References: Imitation learning and behavioral cloning

Source material

Source curriculum (structural mirror, cited as further study):
• Berkeley CS285 (CS185), Deep Reinforcement Learning,
  Lecture 2: Behavioral Cloning + Lecture 3: Behavioral Cloning Part 2
  (collapsed into one Clawdemy lesson, per phase-0 §5)
  Instructor: Sergey Levine
  Course page: http://rail.eecs.berkeley.edu/deeprlcourse/
  Lecture videos (Fall 2023, most recent recording at time of authoring):
    https://www.youtube.com/playlist?list=PL_iWQOsE6TfVYGEGiAOMaOzzv41Jfm_Ps
  License: YouTube standard (link-out only, no embed, no transcript republication)
This Clawdemy lesson is an original walkthrough of behavioral cloning, the
quantitative reason it fails on long-horizon tasks (the O(εT²) bound from
Ross and Bagnell), and DAgger as the standard fix, following the pedagogical
arc of CS285 lectures 2 and 3. We cite the lectures as the recommended
full-depth companion; we do not reproduce or transcribe the videos. All
rights to the original lectures remain with the creator.

Watch this next

CS285 Lectures 2 and 3, Behavioral Cloning (Sergey Levine, Berkeley). The two lectures this Clawdemy lesson collapses into one. Levine works the distribution-shift failure mode visually (the off-lane car drifting further), derives the O(εT²) bound, and presents DAgger with the policy-rollout-then-expert-query loop.
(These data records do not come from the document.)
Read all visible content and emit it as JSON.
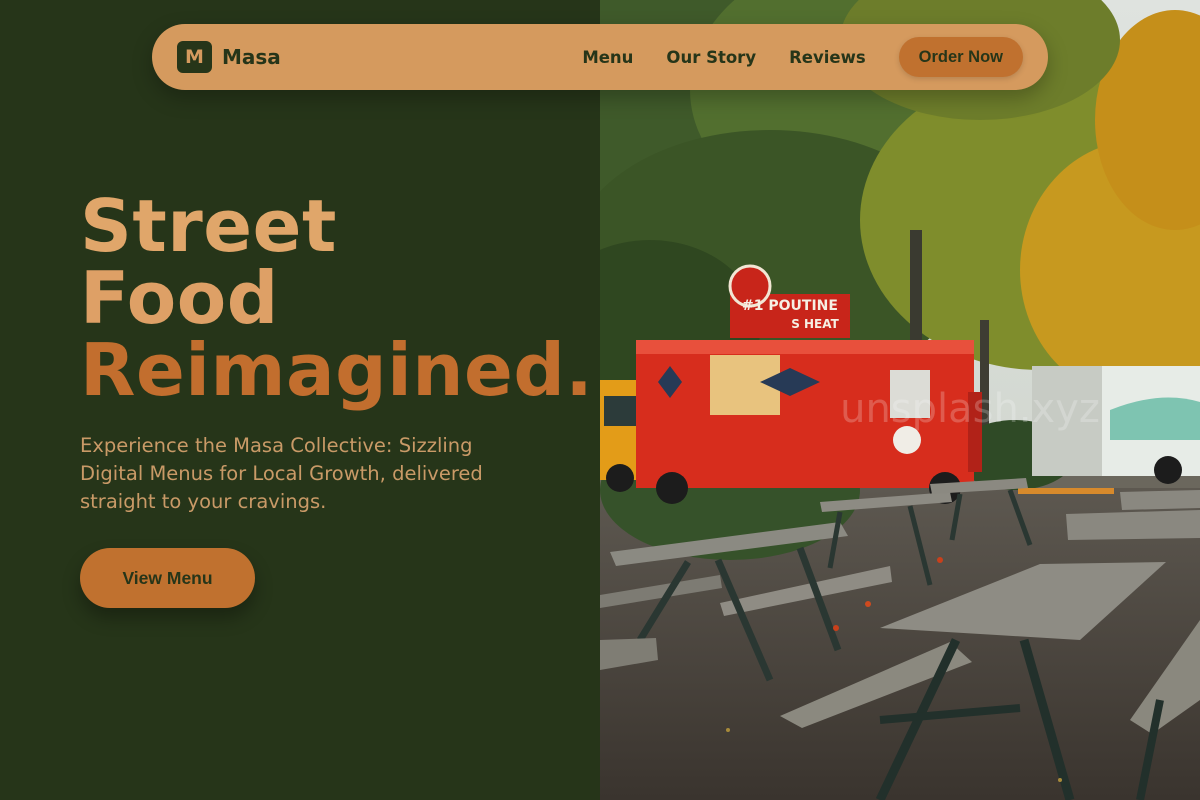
{
  "brand": {
    "logo_letter": "M",
    "name": "Masa"
  },
  "nav": {
    "links": [
      "Menu",
      "Our Story",
      "Reviews"
    ],
    "cta": "Order Now"
  },
  "hero": {
    "title_lines": [
      "Street",
      "Food",
      "Reimagined."
    ],
    "description": "Experience the Masa Collective: Sizzling Digital Menus for Local Growth, delivered straight to your cravings.",
    "button": "View Menu"
  },
  "photo": {
    "truck_signs": [
      "#1 POUTINE",
      "S HEAT"
    ],
    "watermark": "unsplash.xyz"
  },
  "colors": {
    "background": "#263519",
    "nav_background": "#d59a5e",
    "accent": "#c0712f",
    "title_light": "#e0a66a",
    "body_text": "#c99a67"
  }
}
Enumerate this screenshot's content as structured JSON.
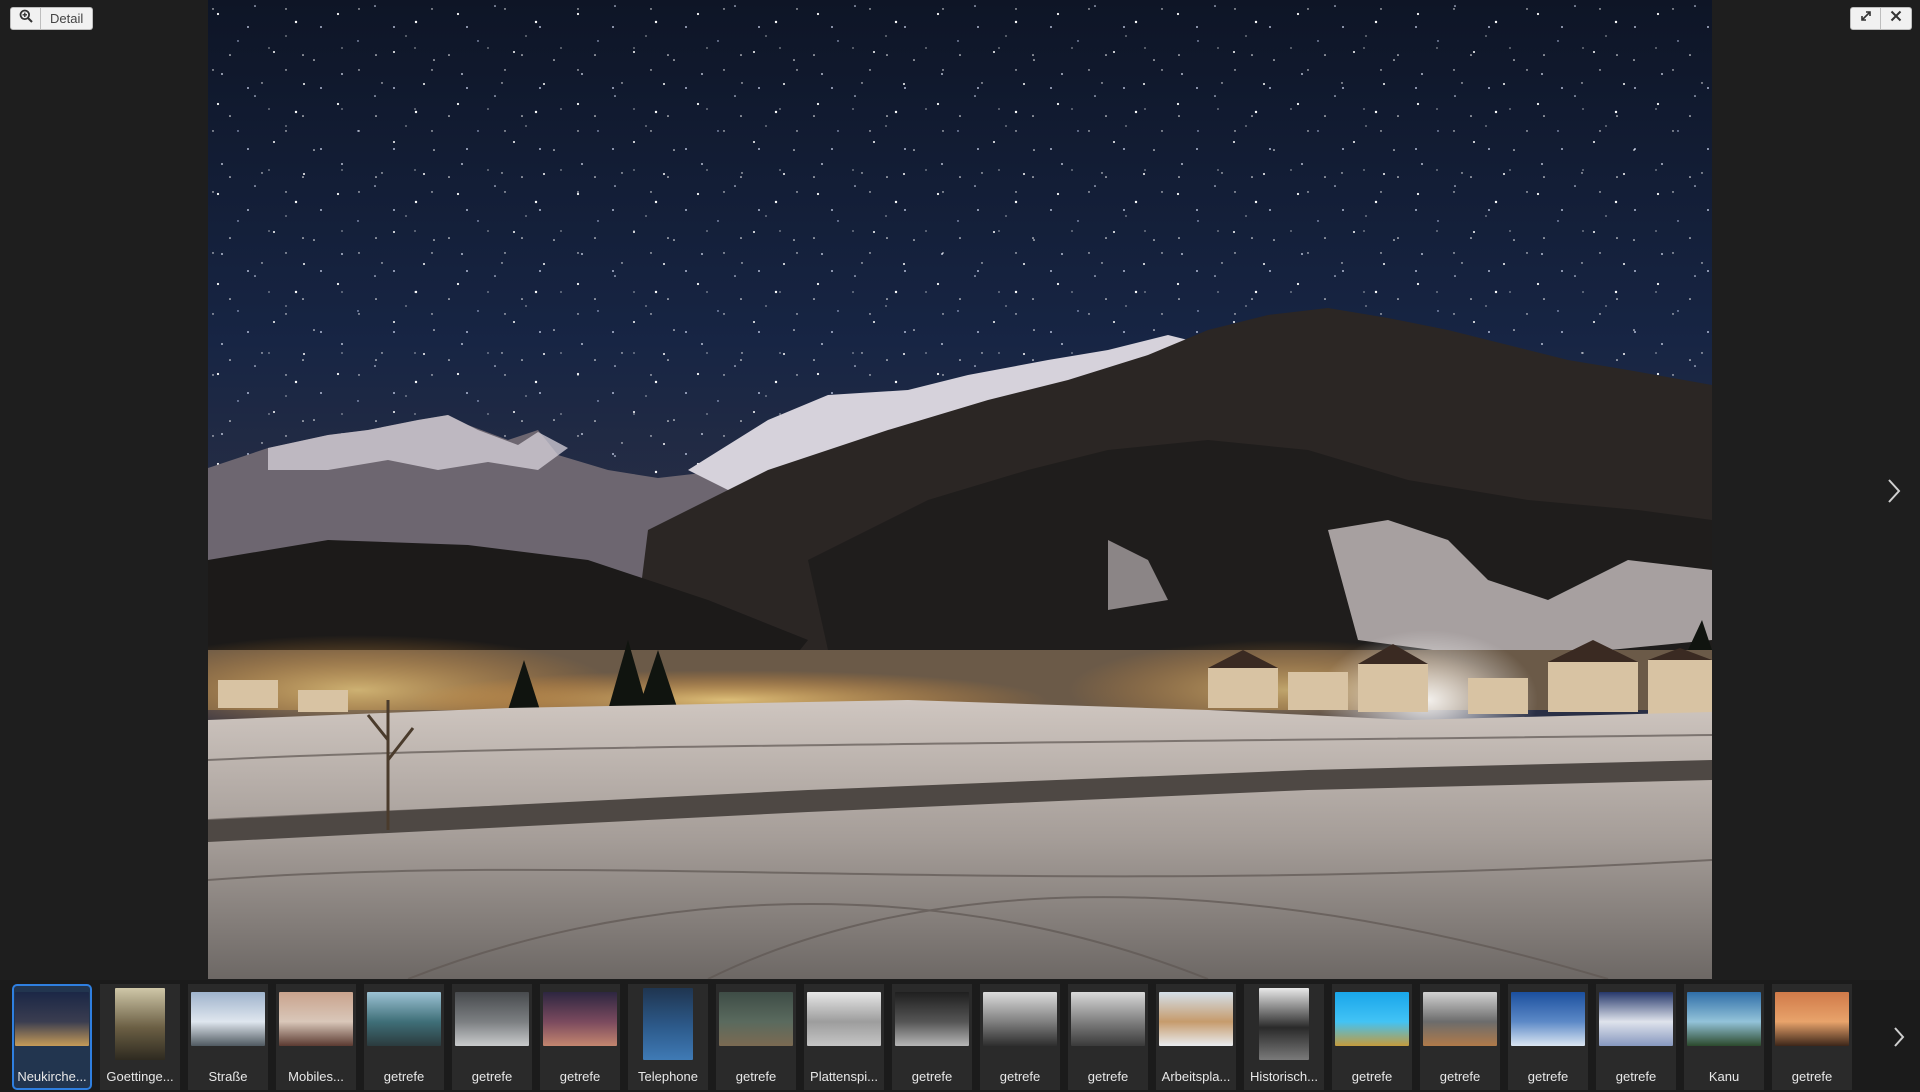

Watching the bound derived live is the cleanest way to lock in why the T² dependence is structural and not an artifact of any one analysis.

Going deeper (the foundational papers)

Efficient Reductions for Imitation Learning (Ross and Bagnell, AISTATS 2010). The paper that proved the O(εT²) bound for behavioral cloning and identified compounding error as the failure mechanism. Short, readable, and the source you cite when someone asks where the quadratic dependence comes from.
A Reduction of Imitation Learning and Structured Prediction to No-Regret Online Learning (Ross, Gordon, and Bagnell, AISTATS 2011). The DAgger paper. Introduces the dataset-aggregation algorithm, proves the O(εT) bound, and connects imitation learning to the online-learning / no-regret literature. This is the paper that taught the field “the only general fix is on-policy data.”
End to End Learning for Self-Driving Cars (Bojarski et al., NVIDIA, 2016). The PilotNet paper. Notable here for its hand-rolled workaround to BC’s distribution-shift problem: synthetically perturb the demonstrator’s camera view and capture the corrective steering, populating the training set with off-distribution states and recovery actions. The technique is one of the cleanest practical patches for BC that does not require online expert queries.

Going deeper (textbooks and tutorials)

Reinforcement Learning: An Introduction (Sutton and Barto, 2nd edition). Chapter 1’s framing of why pure imitation is not enough motivates the full RL agenda; Chapter 17 has an extended discussion of imitation learning in the broader policy-search context.
Spinning Up in Deep RL (Joshua Achiam, OpenAI). The introductory survey treats imitation learning as a complement to RL, with practical guidance on when to reach for which. A useful counterweight to a pure-RL framing of the field.

Adjacent topics

Where this sits in the wider curriculum.

RL fundamentals (next lesson). Lesson 3 introduces the Markov decision process formalism, returns, and value functions, the language that makes the rest of the track precise. With BC and its failure mode in hand, the motivation for the apparatus of MDPs is clearer.
RL for large language models (lesson 13, RLHF). The supervised fine-tuning step of an LLM (instruction-response pairs) is behavioral cloning; the reinforcement-learning-from-human-feedback step exists in part to address its long-horizon distribution-shift problem with a learned reward model and PPO fine-tuning. This lesson is the calculus-of-the-failure-mode behind that pipeline.
T17 (RL Foundations) and T5 (AI Foundations, the LLM track). T17 covers classical RL foundations, including imitation learning at the same orientation level. T5 covers the LLM side of RLHF (preference data, reward models) that this lesson’s failure mode motivates.